The chart below compares the second quarter results to the previous quarter (Q1'14) and the same quarter last year (Q2'13). AMD saw increased revenue and operating income, but a higher net loss versus last quarter. Unfortunately, AMD is still saddled with a great deal of debt, which actually increased from 2.14 billion in Q1 2014 to $2.21 billion at the end of the second quarter.

So far from looking rosey for AMD and they need to pull the stops out. I have always said we need both companies to do well to keep us fed with what we want (for this section, GPUs). No amount of heads in the sand will make this go away and AMD are making gains but the debt is growing.

On the positive side for AMD,

AMD expects to see third quarter revenue increase by 2% (plus or minus 3%). Following next quarter, AMD will begin production of its Seattle ARM processors. Perhaps even more interesting will be 2016 when AMD is slated to introduce new x86 and GCN processors on a 20nm process.

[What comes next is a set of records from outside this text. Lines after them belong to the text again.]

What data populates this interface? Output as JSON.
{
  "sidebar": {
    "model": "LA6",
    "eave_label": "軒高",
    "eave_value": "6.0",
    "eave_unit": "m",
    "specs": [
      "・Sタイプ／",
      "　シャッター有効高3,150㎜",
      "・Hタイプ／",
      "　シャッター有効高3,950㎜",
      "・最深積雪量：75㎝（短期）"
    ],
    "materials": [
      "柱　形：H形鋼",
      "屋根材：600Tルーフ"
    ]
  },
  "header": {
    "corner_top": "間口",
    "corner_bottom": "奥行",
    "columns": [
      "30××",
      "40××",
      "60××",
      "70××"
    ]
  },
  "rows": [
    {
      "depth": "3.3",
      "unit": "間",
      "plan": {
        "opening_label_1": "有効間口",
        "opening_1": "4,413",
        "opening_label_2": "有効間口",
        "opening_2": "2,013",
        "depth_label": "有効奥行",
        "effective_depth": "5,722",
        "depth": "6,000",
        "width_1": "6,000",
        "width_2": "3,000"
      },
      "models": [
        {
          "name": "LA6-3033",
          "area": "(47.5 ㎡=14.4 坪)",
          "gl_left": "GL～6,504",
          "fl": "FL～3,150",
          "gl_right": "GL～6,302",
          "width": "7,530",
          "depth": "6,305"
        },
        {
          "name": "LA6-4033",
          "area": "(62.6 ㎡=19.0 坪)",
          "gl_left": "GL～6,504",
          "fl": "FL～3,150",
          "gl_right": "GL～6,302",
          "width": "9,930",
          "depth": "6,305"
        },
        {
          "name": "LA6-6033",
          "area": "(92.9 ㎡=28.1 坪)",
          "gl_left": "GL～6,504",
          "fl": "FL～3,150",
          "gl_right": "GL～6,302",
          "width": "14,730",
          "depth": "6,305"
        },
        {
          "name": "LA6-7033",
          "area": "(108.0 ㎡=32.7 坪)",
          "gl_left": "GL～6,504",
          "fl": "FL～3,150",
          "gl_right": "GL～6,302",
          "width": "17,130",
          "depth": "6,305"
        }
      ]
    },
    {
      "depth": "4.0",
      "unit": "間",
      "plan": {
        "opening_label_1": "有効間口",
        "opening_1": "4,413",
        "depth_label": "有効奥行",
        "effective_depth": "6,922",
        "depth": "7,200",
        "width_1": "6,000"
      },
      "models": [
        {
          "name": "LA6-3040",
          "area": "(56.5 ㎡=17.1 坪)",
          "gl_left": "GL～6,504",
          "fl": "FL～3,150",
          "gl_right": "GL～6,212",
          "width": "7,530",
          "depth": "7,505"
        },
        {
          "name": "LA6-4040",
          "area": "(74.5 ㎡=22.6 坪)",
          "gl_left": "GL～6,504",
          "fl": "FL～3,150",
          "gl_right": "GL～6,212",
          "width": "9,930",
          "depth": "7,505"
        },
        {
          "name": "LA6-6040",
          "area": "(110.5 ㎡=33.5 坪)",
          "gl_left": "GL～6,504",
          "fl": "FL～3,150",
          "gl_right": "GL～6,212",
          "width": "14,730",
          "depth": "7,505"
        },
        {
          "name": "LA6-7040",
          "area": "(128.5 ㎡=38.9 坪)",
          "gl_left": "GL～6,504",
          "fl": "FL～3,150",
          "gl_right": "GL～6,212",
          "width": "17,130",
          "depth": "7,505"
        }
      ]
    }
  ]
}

The company is working towards being more efficient and profitable, and the end-of-year results will be interesting to see.

Fingers crossed they pull a blinder and that sells like hot cakes.

Full article here
 
Figures show what is what and that's the bottom line.

PCPer jumped on this as well and I pulled this quote from there.



So far from looking rosey for AMD and they need to pull the stops out. I have always said we need both companies to do well to keep us fed with what we want (for this section, GPUs). No amount of heads in the sand will make this go away and AMD are making gains but the debt is growing.

On the positive side for AMD,



Fingers crossed they pull a blinder and that sells like hot cakes.

Full article here

I don't understand how your citing some bad aspects of AMDs quarter relate to you quoting me reassuring you that no one is "as you put it" Lambasting or talking badly about Nvidia.

But its a good point to bring up, so I will take it :)

I'm in complete agreement with PCper and I assume you, AMD do need to get their debt down some more, I say more because they have already brought it down from $6.5bn two years ago to $2.1bn now. this is the first time its gone up (By 3%) in two years of it going down (By 70%)

Never the less servicing that debt is eating into their profits.

Personally If I was them I would want to bring that debt down a bit more, as a company its much better to have a debt to service than not to keep a credit reference going.

But $2bn is too high, IMO, no more than $1bn for a company of AMD's size.